Во главе стола возвышался мрачный Вильям Гольден. Едва различимой внушительной глыбой он привычно укрывался в полутьме, в то время как остальных членов правления слепил обвиняющий свет встроенных в потолок спотов. Защищенный тяжелыми бронированными дверями зал без окон, расположенный в геометрически выверенном центре «Гольден-Тур», больше напоминал бы блиндаж, если бы резные деревянные панели, позолота и полотна импрессионистов не возвышали его до статуса роскошного салона.
На столе красного дерева, благодаря лаку превращенном в зеркало, приглашенных ждал серебряный поднос, уставленный хрустальными стаканами и богатым набором бутылок – бурбон, порто, мартини, коньяк. Ни одна рука не протянулась к нему. Хотя желудки сводил спазм, а рты пересохли, никто не осмелился выпить. Тревога и боязнь нарушить приличия парализовали каждого.
– Сколько часов в нашем распоряжении? – осведомился Становски, директор по инвестициям.
Головы повернулись к сумеречной зоне, где восседал Вильям Гольден, владелец банка. Он не шевельнулся. Пусть время поджимало, хозяином этого времени должен оставаться он.
Вильям Гольден в молчании царил над присутствующими. Даже не видя и не слыша его, каждый ощущал господский гнев. Поль Арну, генеральный директор, взял слово вместо него:
– Они будут здесь в шесть часов.
Напряжение возросло. Поль Арну продолжил:
– Конфиденциальный звонок – это должно остаться в тайне – предупредил господина Гольдена, что делу дан ход и специальная бригада прибудет на рассвете.
– Звонок из Елисейского дворца? – спросил коммерческий директор.
Из темной дыры долетел всплеск презрения. Разумеется, предупреждение исходило из президентского дворца, а то и от самого президента… За кого они принимают Вильяма Гольдена? Может, забыли, что он поддерживает отношения со всеми, с кем стоит считаться? У него были друзья на каждом уровне, иногда безнадежные должники, но в один прекрасный день они отблагодарят услугой…

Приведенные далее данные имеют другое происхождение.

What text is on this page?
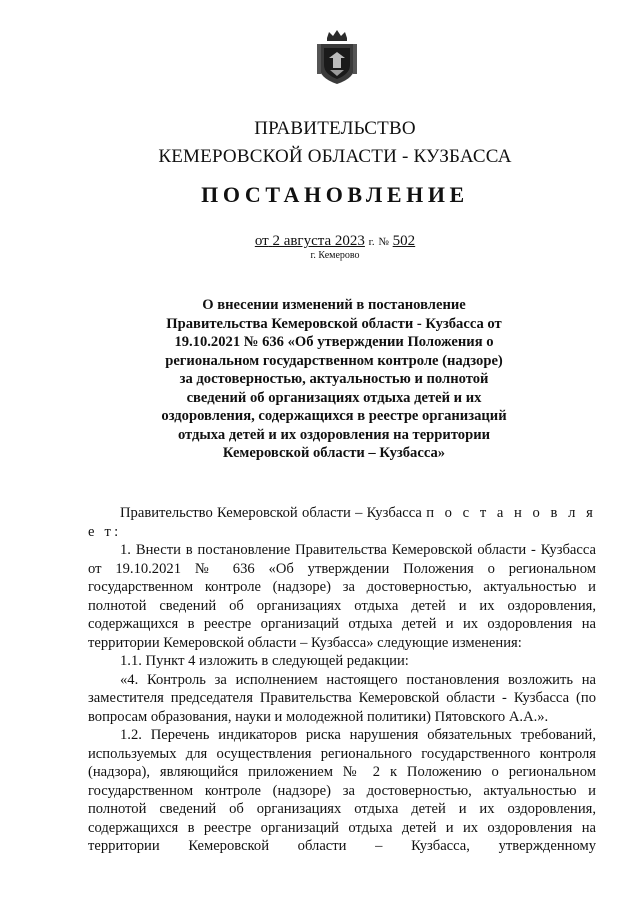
ПРАВИТЕЛЬСТВО
КЕМЕРОВСКОЙ ОБЛАСТИ - КУЗБАССА
ПОСТАНОВЛЕНИЕ
от 2 августа 2023 г. № 502
г. Кемерово
О внесении изменений в постановление
Правительства Кемеровской области - Кузбасса от
19.10.2021 № 636 «Об утверждении Положения о
региональном государственном контроле (надзоре)
за достоверностью, актуальностью и полнотой
сведений об организациях отдыха детей и их
оздоровления, содержащихся в реестре организаций
отдыха детей и их оздоровления на территории
Кемеровской области – Кузбасса»

Правительство Кемеровской области – Кузбасса п о с т а н о в л я е т:

1. Внести в постановление Правительства Кемеровской области - Кузбасса от 19.10.2021 № 636 «Об утверждении Положения о региональном государственном контроле (надзоре) за достоверностью, актуальностью и полнотой сведений об организациях отдыха детей и их оздоровления, содержащихся в реестре организаций отдыха детей и их оздоровления на территории Кемеровской области – Кузбасса» следующие изменения:

1.1. Пункт 4 изложить в следующей редакции:

«4. Контроль за исполнением настоящего постановления возложить на заместителя председателя Правительства Кемеровской области - Кузбасса (по вопросам образования, науки и молодежной политики) Пятовского А.А.».

1.2. Перечень индикаторов риска нарушения обязательных требований, используемых для осуществления регионального государственного контроля (надзора), являющийся приложением № 2 к Положению о региональном государственном контроле (надзоре) за достоверностью, актуальностью и полнотой сведений об организациях отдыха детей и их оздоровления, содержащихся в реестре организаций отдыха детей и их оздоровления на территории Кемеровской области – Кузбасса, утвержденному
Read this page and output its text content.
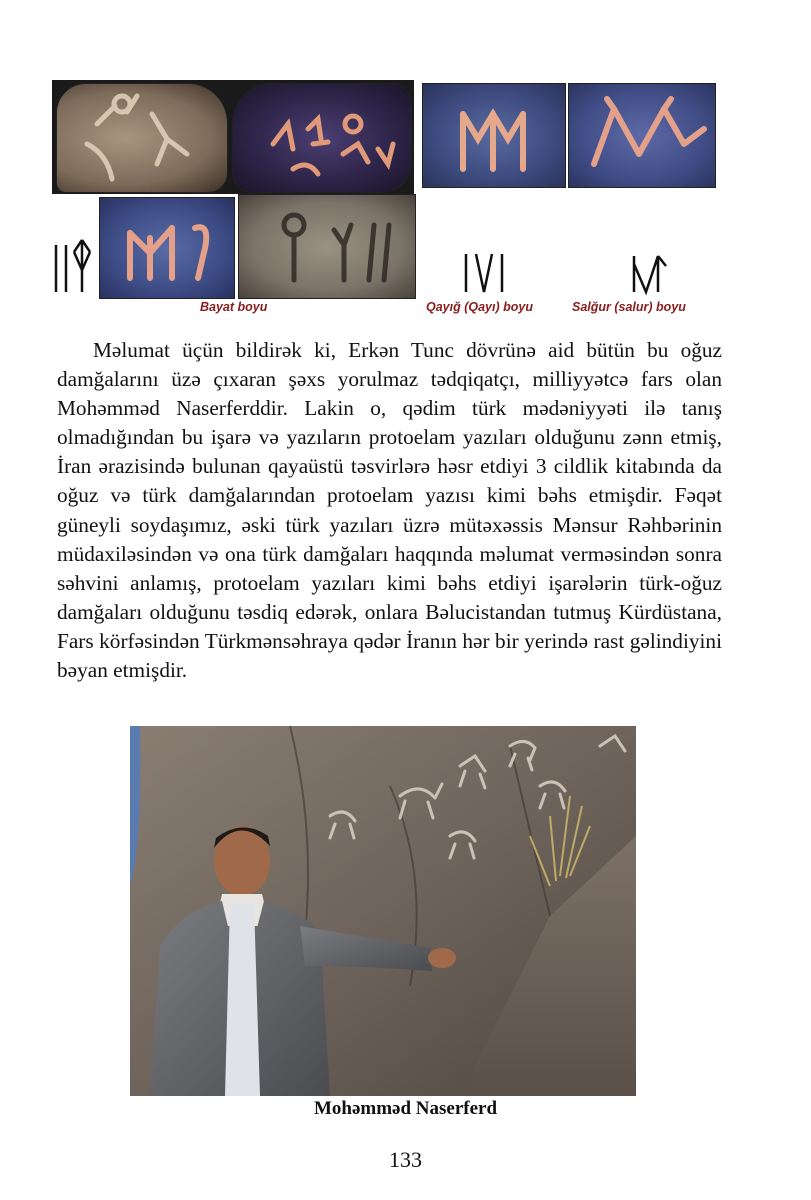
Bayat boyu	Qayığ (Qayı) boyu	Salğur (salur) boyu

Məlumat üçün bildirək ki, Erkən Tunc dövrünə aid bütün bu oğuz damğalarını üzə çıxaran şəxs yorulmaz tədqiqatçı, milliyyətcə fars olan Mohəmməd Naserferddir. Lakin o, qədim türk mədəniyyəti ilə tanış olmadığından bu işarə və yazıların protoelam yazıları olduğunu zənn etmiş, İran ərazisində bulunan qayaüstü təsvirlərə həsr etdiyi 3 cildlik kitabında da oğuz və türk damğalarından protoelam yazısı kimi bəhs etmişdir. Fəqət güneyli soydaşımız, əski türk yazıları üzrə mütəxəssis Mənsur Rəhbərinin müdaxiləsindən və ona türk damğaları haqqında məlumat verməsindən sonra səhvini anlamış, protoelam yazıları kimi bəhs etdiyi işarələrin türk-oğuz damğaları olduğunu təsdiq edərək, onlara Bəlucistandan tutmuş Kürdüstana, Fars körfəsindən Türkmənsəhraya qədər İranın hər bir yerində rast gəlindiyini bəyan etmişdir.

Mohəmməd Naserferd
133
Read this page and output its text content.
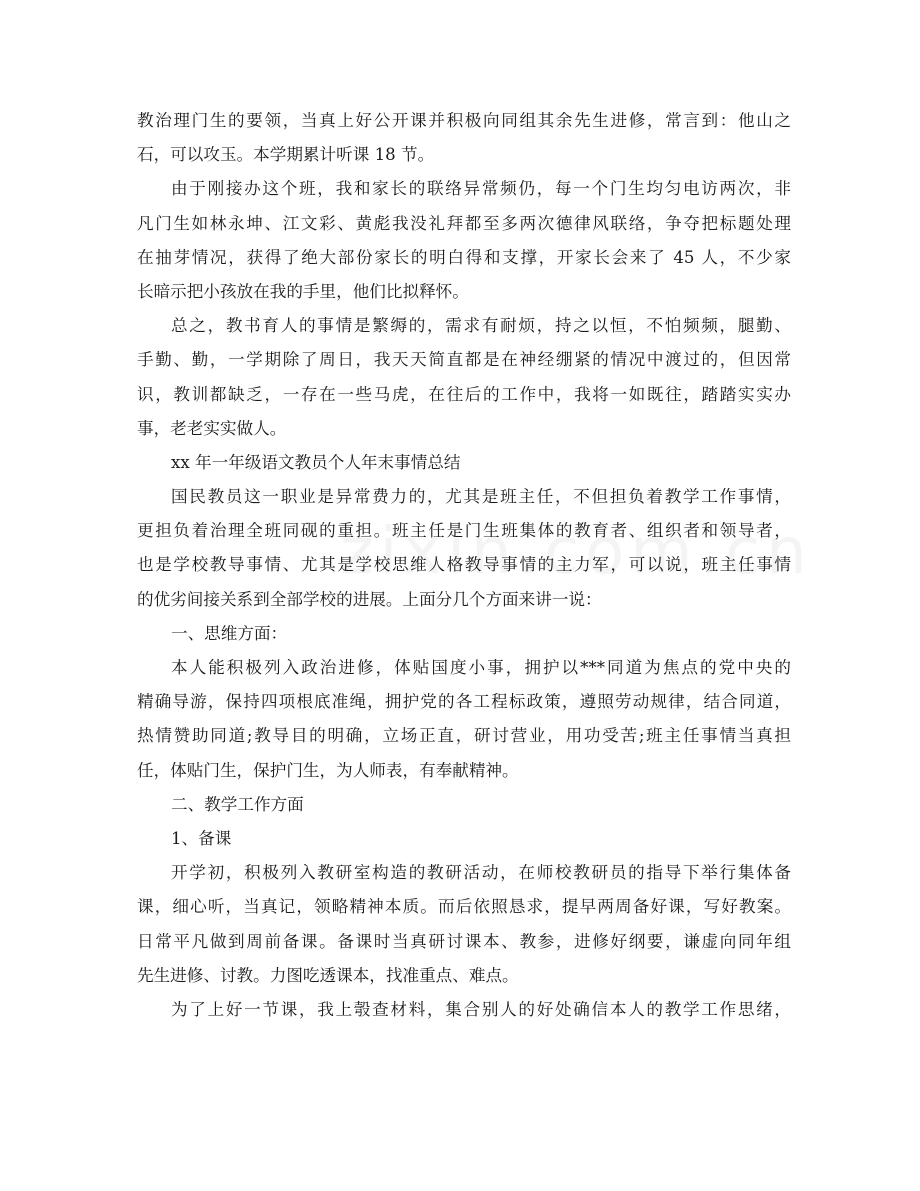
教治理门生的要领，当真上好公开课并积极向同组其余先生进修，常言到：他山之
石，可以攻玉。本学期累计听课 18 节。
由于刚接办这个班，我和家长的联络异常频仍，每一个门生均匀电访两次，非
凡门生如林永坤、江文彩、黄彪我没礼拜都至多两次德律风联络，争夺把标题处理
在抽芽情况，获得了绝大部份家长的明白得和支撑，开家长会来了 45 人，不少家
长暗示把小孩放在我的手里，他们比拟释怀。
总之，教书育人的事情是繁缛的，需求有耐烦，持之以恒，不怕频频，腿勤、
手勤、勤，一学期除了周日，我天天简直都是在神经绷紧的情况中渡过的，但因常
识，教训都缺乏，一存在一些马虎，在往后的工作中，我将一如既往，踏踏实实办
事，老老实实做人。
xx 年一年级语文教员个人年末事情总结
国民教员这一职业是异常费力的，尤其是班主任，不但担负着教学工作事情，
更担负着治理全班同砚的重担。班主任是门生班集体的教育者、组织者和领导者，
也是学校教导事情、尤其是学校思维人格教导事情的主力军，可以说，班主任事情
的优劣间接关系到全部学校的进展。上面分几个方面来讲一说：
一、思维方面：
本人能积极列入政治进修，体贴国度小事，拥护以***同道为焦点的党中央的
精确导游，保持四项根底准绳，拥护党的各工程标政策，遵照劳动规律，结合同道，
热情赞助同道;教导目的明确，立场正直，研讨营业，用功受苦;班主任事情当真担
任，体贴门生，保护门生，为人师表，有奉献精神。
二、教学工作方面
1、备课
开学初，积极列入教研室构造的教研活动，在师校教研员的指导下举行集体备
课，细心听，当真记，领略精神本质。而后依照恳求，提早两周备好课，写好教案。
日常平凡做到周前备课。备课时当真研讨课本、教参，进修好纲要，谦虚向同年组
先生进修、讨教。力图吃透课本，找准重点、难点。
为了上好一节课，我上彀查材料，集合别人的好处确信本人的教学工作思绪，
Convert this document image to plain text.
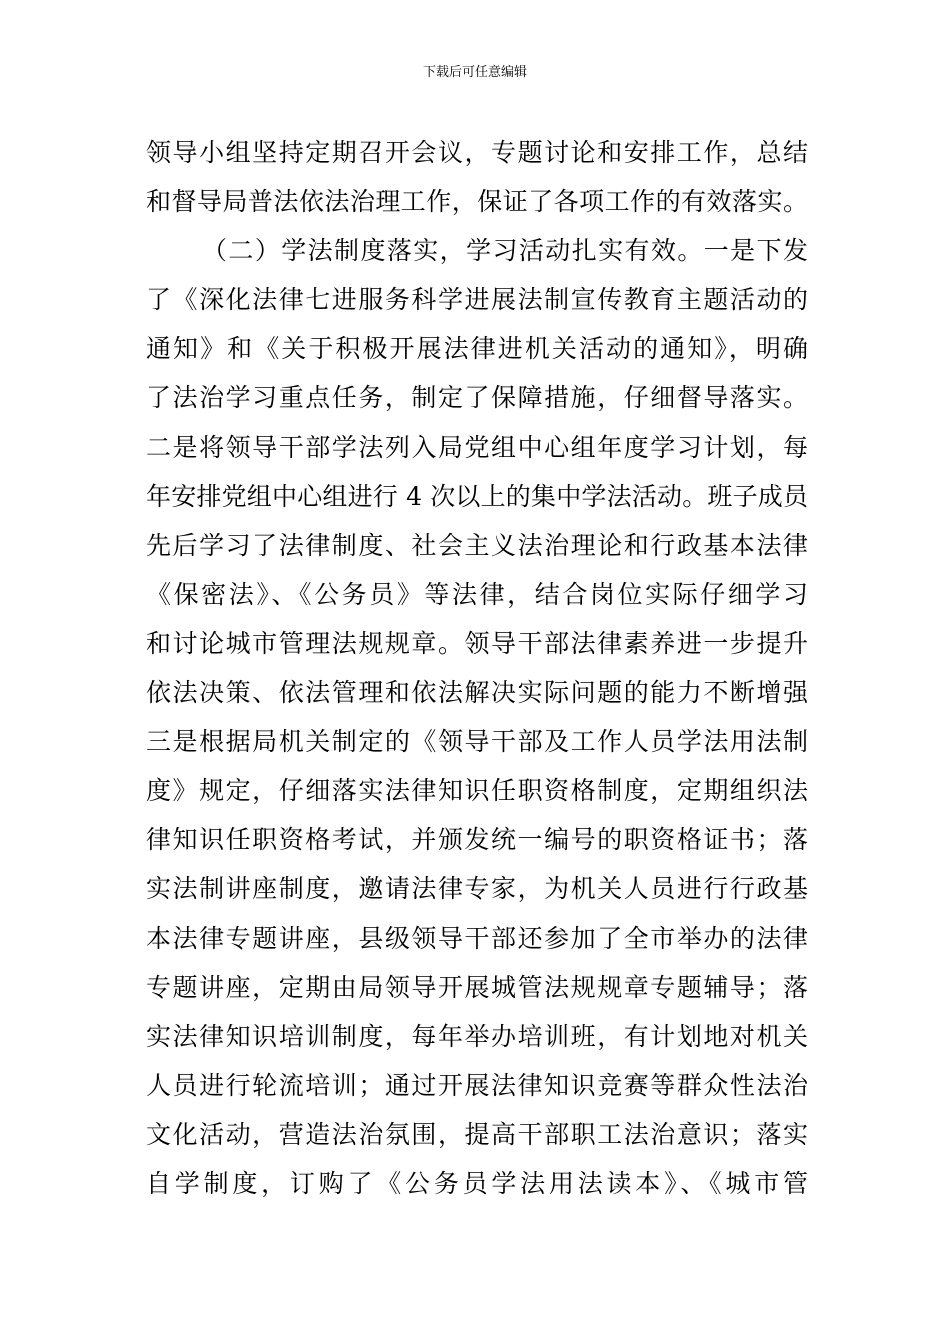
下载后可任意编辑
领导小组坚持定期召开会议，专题讨论和安排工作，总结
和督导局普法依法治理工作，保证了各项工作的有效落实。
（二）学法制度落实，学习活动扎实有效。一是下发
了《深化法律七进服务科学进展法制宣传教育主题活动的
通知》和《关于积极开展法律进机关活动的通知》，明确
了法治学习重点任务，制定了保障措施，仔细督导落实。
二是将领导干部学法列入局党组中心组年度学习计划，每
年安排党组中心组进行 4 次以上的集中学法活动。班子成员
先后学习了法律制度、社会主义法治理论和行政基本法律
《保密法》、《公务员》等法律，结合岗位实际仔细学习
和讨论城市管理法规规章。领导干部法律素养进一步提升
依法决策、依法管理和依法解决实际问题的能力不断增强
三是根据局机关制定的《领导干部及工作人员学法用法制
度》规定，仔细落实法律知识任职资格制度，定期组织法
律知识任职资格考试，并颁发统一编号的职资格证书；落
实法制讲座制度，邀请法律专家，为机关人员进行行政基
本法律专题讲座，县级领导干部还参加了全市举办的法律
专题讲座，定期由局领导开展城管法规规章专题辅导；落
实法律知识培训制度，每年举办培训班，有计划地对机关
人员进行轮流培训；通过开展法律知识竞赛等群众性法治
文化活动，营造法治氛围，提高干部职工法治意识；落实
自学制度，订购了《公务员学法用法读本》、《城市管
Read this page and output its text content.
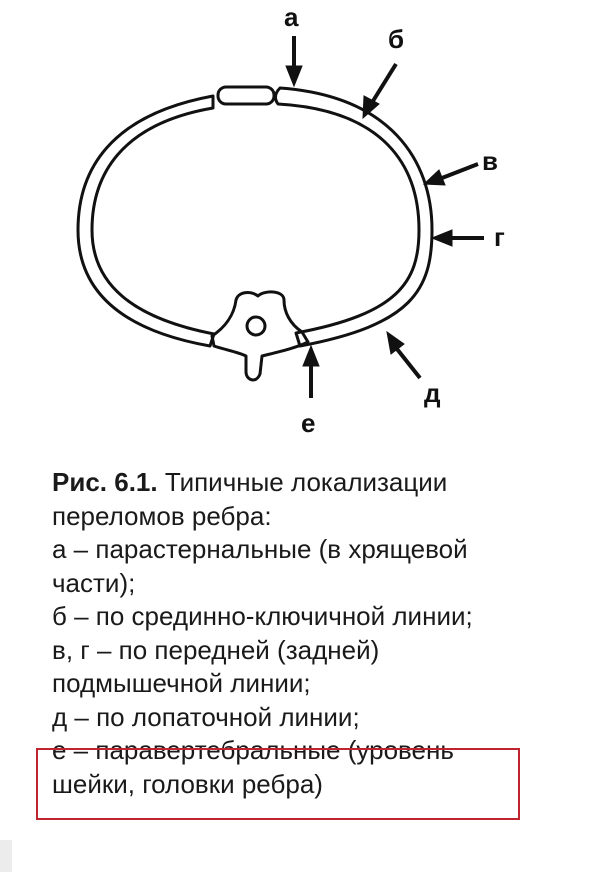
а
б
в
г
д
е
Рис. 6.1. Типичные локализации
переломов ребра:
а – парастернальные (в хрящевой
части);
б – по срединно-ключичной линии;
в, г – по передней (задней)
подмышечной линии;
д – по лопаточной линии;
е – паравертебральные (уровень
шейки, головки ребра)
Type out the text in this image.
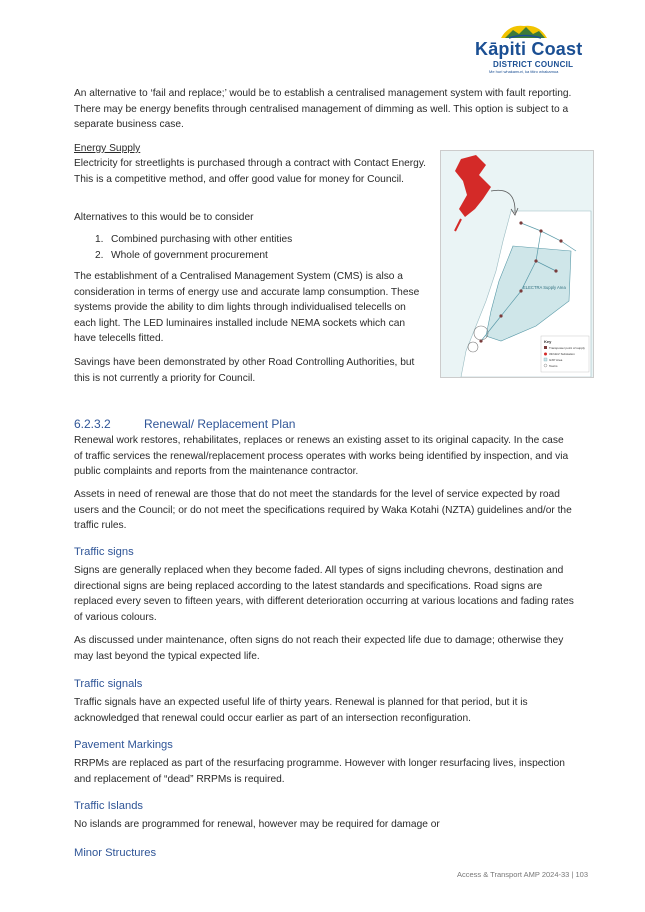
Kāpiti Coast
DISTRICT COUNCIL
Me huri whakamuri, ka titiro whakamua

An alternative to ‘fail and replace;’ would be to establish a centralised management system with fault reporting. There may be energy benefits through centralised management of dimming as well. This option is subject to a separate business case.

Energy Supply

Electricity for streetlights is purchased through a contract with Contact Energy. This is a competitive method, and offer good value for money for Council.

Alternatives to this would be to consider

1. Combined purchasing with other entities
2. Whole of government procurement

The establishment of a Centralised Management System (CMS) is also a consideration in terms of energy use and accurate lamp consumption. These systems provide the ability to dim lights through individualised telecells on each light. The LED luminaires installed include NEMA sockets which can have telecells fitted.

Savings have been demonstrated by other Road Controlling Authorities, but this is not currently a priority for Council.

ELECTRA Supply Area
Key
Transpower point of supply
33/11kV Substation
GXP Area
Towns
6.2.3.2	Renewal/ Replacement Plan

Renewal work restores, rehabilitates, replaces or renews an existing asset to its original capacity. In the case of traffic services the renewal/replacement process operates with works being identified by inspection, and via public complaints and reports from the maintenance contractor.

Assets in need of renewal are those that do not meet the standards for the level of service expected by road users and the Council; or do not meet the specifications required by Waka Kotahi (NZTA) guidelines and/or the traffic rules.

Traffic signs

Signs are generally replaced when they become faded. All types of signs including chevrons, destination and directional signs are being replaced according to the latest standards and specifications. Road signs are replaced every seven to fifteen years, with different deterioration occurring at various locations and fading rates of various colours.

As discussed under maintenance, often signs do not reach their expected life due to damage; otherwise they may last beyond the typical expected life.

Traffic signals

Traffic signals have an expected useful life of thirty years. Renewal is planned for that period, but it is acknowledged that renewal could occur earlier as part of an intersection reconfiguration.

Pavement Markings

RRPMs are replaced as part of the resurfacing programme. However with longer resurfacing lives, inspection and replacement of “dead” RRPMs is required.

Traffic Islands

No islands are programmed for renewal, however may be required for damage or

Minor Structures
Access & Transport AMP 2024-33 | 103
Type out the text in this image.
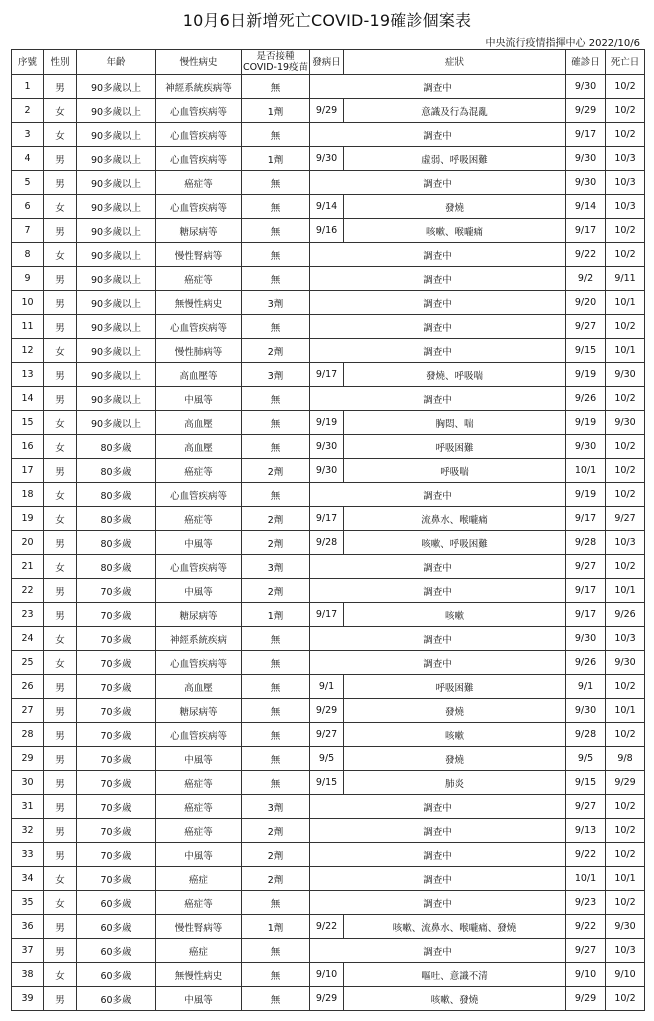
10月6日新增死亡COVID-19確診個案表
中央流行疫情指揮中心 2022/10/6
序號	性別	年齡	慢性病史	是否接種
COVID-19疫苗	發病日	症狀	確診日	死亡日
1	男	90多歲以上	神經系統疾病等	無	調查中		9/30	10/2
2	女	90多歲以上	心血管疾病等	1劑	9/29	意識及行為混亂	9/29	10/2
3	女	90多歲以上	心血管疾病等	無	調查中		9/17	10/2
4	男	90多歲以上	心血管疾病等	1劑	9/30	虛弱、呼吸困難	9/30	10/3
5	男	90多歲以上	癌症等	無	調查中		9/30	10/3
6	女	90多歲以上	心血管疾病等	無	9/14	發燒	9/14	10/3
7	男	90多歲以上	糖尿病等	無	9/16	咳嗽、喉嚨痛	9/17	10/2
8	女	90多歲以上	慢性腎病等	無	調查中		9/22	10/2
9	男	90多歲以上	癌症等	無	調查中		9/2	9/11
10	男	90多歲以上	無慢性病史	3劑	調查中		9/20	10/1
11	男	90多歲以上	心血管疾病等	無	調查中		9/27	10/2
12	女	90多歲以上	慢性肺病等	2劑	調查中		9/15	10/1
13	男	90多歲以上	高血壓等	3劑	9/17	發燒、呼吸喘	9/19	9/30
14	男	90多歲以上	中風等	無	調查中		9/26	10/2
15	女	90多歲以上	高血壓	無	9/19	胸悶、喘	9/19	9/30
16	女	80多歲	高血壓	無	9/30	呼吸困難	9/30	10/2
17	男	80多歲	癌症等	2劑	9/30	呼吸喘	10/1	10/2
18	女	80多歲	心血管疾病等	無	調查中		9/19	10/2
19	女	80多歲	癌症等	2劑	9/17	流鼻水、喉嚨痛	9/17	9/27
20	男	80多歲	中風等	2劑	9/28	咳嗽、呼吸困難	9/28	10/3
21	女	80多歲	心血管疾病等	3劑	調查中		9/27	10/2
22	男	70多歲	中風等	2劑	調查中		9/17	10/1
23	男	70多歲	糖尿病等	1劑	9/17	咳嗽	9/17	9/26
24	女	70多歲	神經系統疾病	無	調查中		9/30	10/3
25	女	70多歲	心血管疾病等	無	調查中		9/26	9/30
26	男	70多歲	高血壓	無	9/1	呼吸困難	9/1	10/2
27	男	70多歲	糖尿病等	無	9/29	發燒	9/30	10/1
28	男	70多歲	心血管疾病等	無	9/27	咳嗽	9/28	10/2
29	男	70多歲	中風等	無	9/5	發燒	9/5	9/8
30	男	70多歲	癌症等	無	9/15	肺炎	9/15	9/29
31	男	70多歲	癌症等	3劑	調查中		9/27	10/2
32	男	70多歲	癌症等	2劑	調查中		9/13	10/2
33	男	70多歲	中風等	2劑	調查中		9/22	10/2
34	女	70多歲	癌症	2劑	調查中		10/1	10/1
35	女	60多歲	癌症等	無	調查中		9/23	10/2
36	男	60多歲	慢性腎病等	1劑	9/22	咳嗽、流鼻水、喉嚨痛、發燒	9/22	9/30
37	男	60多歲	癌症	無	調查中		9/27	10/3
38	女	60多歲	無慢性病史	無	9/10	嘔吐、意識不清	9/10	9/10
39	男	60多歲	中風等	無	9/29	咳嗽、發燒	9/29	10/2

Блеснул огонек. Вильям Гольден разжигал сигару, и в красноватом отблеске спички возникли его чеканные, аристократичные, до странности невозмутимые черты.
При любых обстоятельствах, включая сегодняшнюю ночь, он нес личную ответственность за свою империю. Он втянул дым, как пьют нектар, с наслаждением задержал его в легких, потом мягко выдохнул, округлив губы; витая струйка вознеслась, медленно, плавно, с сожалением покидая его.
– Подведем итоги, – начал он звучным голосом. – Три года назад, параллельно с нашими традиционными видами деятельности, мой сын создал внутрибанковский инвестиционный фонд «Гольден риск» – ИФГР. Обратившись к компаниям, которые работают с нами, или же к крупным частным вкладчикам, чьи портфели находятся в нашем управлении, он убедил некоторых из них доверить ему определенные суммы, пообещав доходность в пятнадцать процентов. Несмотря на непредвиденные колебания рынка, несмотря на депрессию, охватившую сейчас всю экономику, он сдержал слово. Довольные клиенты получили свои дивиденды, вследствие чего большинство из них вложили более серьезные средства, а также привлекли друзей. Соответственно, ИФГР пережил период исключительно бурного роста. На сегодняшний день в его распоряжении три миллиарда.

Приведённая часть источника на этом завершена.